OPLIN 4Cast #205: Incompatible E-reader DRMs

Tuesday, November 23rd, 2010

With the holiday shopping season upon us, many people will be buying e-book readers for themselves or as gifts. Some industry forecasts predict as many as 10.3 million e-readers will be in use by the end of the year, and about 10% of adults report that they plan to give an e-reader as a gift this season. Unfortunately, many people who may want to download e-books from the library onto their brand-new device are in for a big disappointment. The digital rights management (DRM) systems used by libraries and e-readers to prevent unauthorized copying of e-books are often incompatible—a situation that could make the Grinch very happy this year.

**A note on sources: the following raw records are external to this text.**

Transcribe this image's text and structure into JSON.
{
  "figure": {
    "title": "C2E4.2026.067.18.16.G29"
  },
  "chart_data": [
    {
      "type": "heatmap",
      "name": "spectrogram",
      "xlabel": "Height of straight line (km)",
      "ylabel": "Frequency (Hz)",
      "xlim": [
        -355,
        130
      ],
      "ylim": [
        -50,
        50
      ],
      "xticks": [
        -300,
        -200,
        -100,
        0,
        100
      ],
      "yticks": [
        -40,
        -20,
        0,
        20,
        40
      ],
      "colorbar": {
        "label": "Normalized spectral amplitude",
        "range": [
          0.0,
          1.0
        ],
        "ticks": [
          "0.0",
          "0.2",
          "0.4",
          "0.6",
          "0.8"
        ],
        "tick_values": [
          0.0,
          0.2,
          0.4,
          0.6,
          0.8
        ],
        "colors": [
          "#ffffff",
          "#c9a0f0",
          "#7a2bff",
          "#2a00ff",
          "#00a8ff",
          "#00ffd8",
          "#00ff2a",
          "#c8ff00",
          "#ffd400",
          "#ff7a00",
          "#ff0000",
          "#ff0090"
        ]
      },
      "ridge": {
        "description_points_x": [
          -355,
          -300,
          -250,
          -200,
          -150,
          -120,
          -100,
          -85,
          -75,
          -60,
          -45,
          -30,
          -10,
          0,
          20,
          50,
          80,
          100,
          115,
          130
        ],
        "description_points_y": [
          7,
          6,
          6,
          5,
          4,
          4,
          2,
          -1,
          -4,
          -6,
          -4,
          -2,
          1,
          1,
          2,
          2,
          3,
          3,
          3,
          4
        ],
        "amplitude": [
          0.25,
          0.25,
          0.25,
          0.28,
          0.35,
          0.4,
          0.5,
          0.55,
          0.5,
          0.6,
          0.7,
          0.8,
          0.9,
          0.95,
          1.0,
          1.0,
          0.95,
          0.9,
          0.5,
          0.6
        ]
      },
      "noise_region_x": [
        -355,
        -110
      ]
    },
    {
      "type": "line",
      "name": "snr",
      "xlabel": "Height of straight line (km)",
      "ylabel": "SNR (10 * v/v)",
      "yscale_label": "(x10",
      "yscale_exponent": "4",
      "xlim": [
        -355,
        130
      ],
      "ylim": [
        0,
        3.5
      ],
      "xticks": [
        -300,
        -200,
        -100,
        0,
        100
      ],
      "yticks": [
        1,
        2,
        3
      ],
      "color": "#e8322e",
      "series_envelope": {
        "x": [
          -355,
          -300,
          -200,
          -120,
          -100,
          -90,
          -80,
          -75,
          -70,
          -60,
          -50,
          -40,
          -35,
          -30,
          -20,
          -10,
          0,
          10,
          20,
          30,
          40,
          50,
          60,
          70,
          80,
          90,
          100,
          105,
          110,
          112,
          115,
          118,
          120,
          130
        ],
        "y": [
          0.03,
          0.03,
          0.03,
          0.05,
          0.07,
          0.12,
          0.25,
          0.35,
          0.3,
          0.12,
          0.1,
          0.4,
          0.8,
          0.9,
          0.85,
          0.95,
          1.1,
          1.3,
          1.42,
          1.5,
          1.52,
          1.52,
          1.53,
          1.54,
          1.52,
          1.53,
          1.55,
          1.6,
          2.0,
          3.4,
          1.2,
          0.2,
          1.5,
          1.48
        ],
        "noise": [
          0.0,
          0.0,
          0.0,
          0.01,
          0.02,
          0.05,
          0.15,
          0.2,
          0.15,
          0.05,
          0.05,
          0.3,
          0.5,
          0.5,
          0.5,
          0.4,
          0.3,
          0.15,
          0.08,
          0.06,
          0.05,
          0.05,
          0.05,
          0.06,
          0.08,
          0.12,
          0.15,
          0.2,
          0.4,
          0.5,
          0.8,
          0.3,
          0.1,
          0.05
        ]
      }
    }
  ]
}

  • Adobe DRM library eBooks on your Apple iPad (Splintered Mind/Douglas Cootey)  ”The problem is that the most popular library ebook lending system is Overdrive. They deliver a double-fisted DRM smack down by wrapping Adobe DRM in a server side authorization mechanism. Basically, Overdrive files point to the DRMed book on Overdrive servers which an Overdrive authorized reader must be given permission to access. Since there are no authorized Overdrive readers for the iPad, and Overdrive has stated their first mobile ebook support will be for Android devices, this means that almost 7.5 million iPad owners will have to wait. “
  • Kindle cannot support library books (Salt Lake Tribune/Vince Horiuchi)  ”But if I read the fine print on the library’s website, I would have realized that the PDF books rented out by the library use DRM, or digital rights management, to protect the files from being copied. Unfortunately, the Kindle does not support that kind of DRM.”

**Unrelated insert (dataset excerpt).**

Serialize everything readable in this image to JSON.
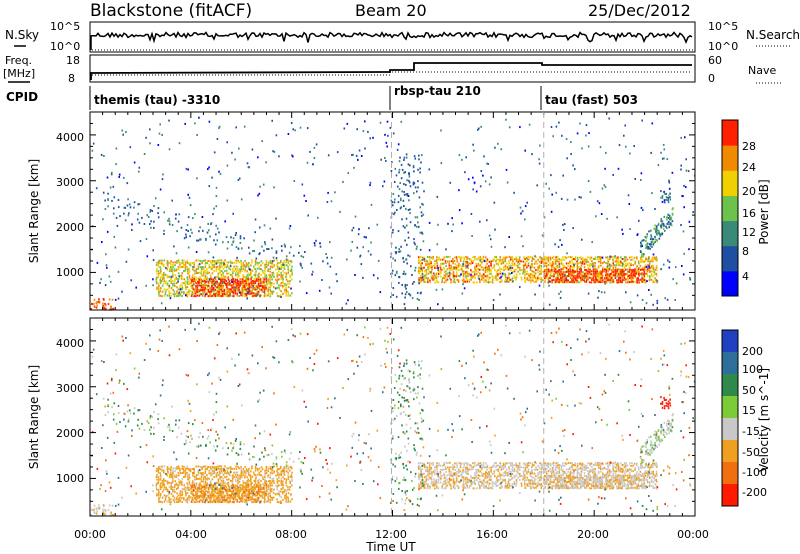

  • The shattered ebook DRM landscape (Gear Diary/Carly Z)  ”When Steve Jobs announced the iPad, he also mentioned that iBooks would be using ePUB. There was a brief ray of hope among the eBook world…maybe, just maybe, the majority of ebooksellers would rally around a single format. Unfortunately, it looks like that was a false hope. …Apple will be using their Fairplay DRM for iBooks. This will be the 3rd variant of ePUB DRM: Adobe, Fairplay, and Barnes and Noble. And of course, Amazon has their own DRM and ebook format.”

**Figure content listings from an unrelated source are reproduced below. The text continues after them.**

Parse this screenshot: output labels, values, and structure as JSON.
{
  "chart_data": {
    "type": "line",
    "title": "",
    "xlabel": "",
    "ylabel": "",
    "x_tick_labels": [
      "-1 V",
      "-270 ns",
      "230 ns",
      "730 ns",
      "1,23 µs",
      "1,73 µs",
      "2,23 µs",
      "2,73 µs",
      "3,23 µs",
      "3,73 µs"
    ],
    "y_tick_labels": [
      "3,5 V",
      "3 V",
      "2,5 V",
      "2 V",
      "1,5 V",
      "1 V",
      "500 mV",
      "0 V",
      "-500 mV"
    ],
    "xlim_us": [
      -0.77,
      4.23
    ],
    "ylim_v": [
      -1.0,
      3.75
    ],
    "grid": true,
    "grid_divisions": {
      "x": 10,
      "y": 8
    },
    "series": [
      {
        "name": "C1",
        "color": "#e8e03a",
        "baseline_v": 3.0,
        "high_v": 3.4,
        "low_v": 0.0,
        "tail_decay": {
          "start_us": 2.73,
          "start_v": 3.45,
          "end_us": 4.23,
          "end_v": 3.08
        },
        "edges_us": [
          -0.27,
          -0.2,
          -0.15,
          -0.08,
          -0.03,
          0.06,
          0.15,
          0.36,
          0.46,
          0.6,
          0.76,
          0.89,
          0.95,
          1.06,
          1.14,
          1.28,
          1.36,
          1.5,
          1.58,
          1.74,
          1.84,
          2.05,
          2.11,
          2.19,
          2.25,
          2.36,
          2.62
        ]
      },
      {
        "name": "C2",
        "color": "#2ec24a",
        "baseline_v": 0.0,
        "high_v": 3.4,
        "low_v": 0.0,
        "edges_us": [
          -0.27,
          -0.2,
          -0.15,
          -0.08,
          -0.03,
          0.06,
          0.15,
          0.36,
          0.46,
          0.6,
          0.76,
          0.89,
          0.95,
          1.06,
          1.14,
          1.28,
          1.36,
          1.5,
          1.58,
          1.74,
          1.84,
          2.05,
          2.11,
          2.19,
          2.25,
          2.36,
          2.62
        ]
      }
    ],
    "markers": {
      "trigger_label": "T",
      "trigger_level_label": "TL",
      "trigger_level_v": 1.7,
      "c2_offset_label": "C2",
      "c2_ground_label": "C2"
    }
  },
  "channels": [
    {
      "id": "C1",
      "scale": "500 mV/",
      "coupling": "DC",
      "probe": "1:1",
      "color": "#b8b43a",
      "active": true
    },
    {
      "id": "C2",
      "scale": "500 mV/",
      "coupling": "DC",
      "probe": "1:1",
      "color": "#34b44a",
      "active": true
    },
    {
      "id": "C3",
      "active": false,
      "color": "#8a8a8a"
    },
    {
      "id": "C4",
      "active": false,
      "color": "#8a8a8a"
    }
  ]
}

  • Second Adobe DRM ebook reader arrives on iPad (ebookmagazine/Martin Hoscik)  ”Books sold via Apple’s iBooks and Amazon’s Kindle apps are limited by the seller’s use of closed DRM and although rival Kobo offers Adobe protected ePub books, their app does not currently allow the ‘side loading’ of titles bought elsewhere.”

Shopping list fact:
So what should you tell patrons who think ahead and ask the library what e-reader to buy? Well, if your library uses Overdrive for e-books, there’s an online list of compatible devices. Adobe also publishes a more extensive listing of e-readers that support Adobe Digital Editions DRM.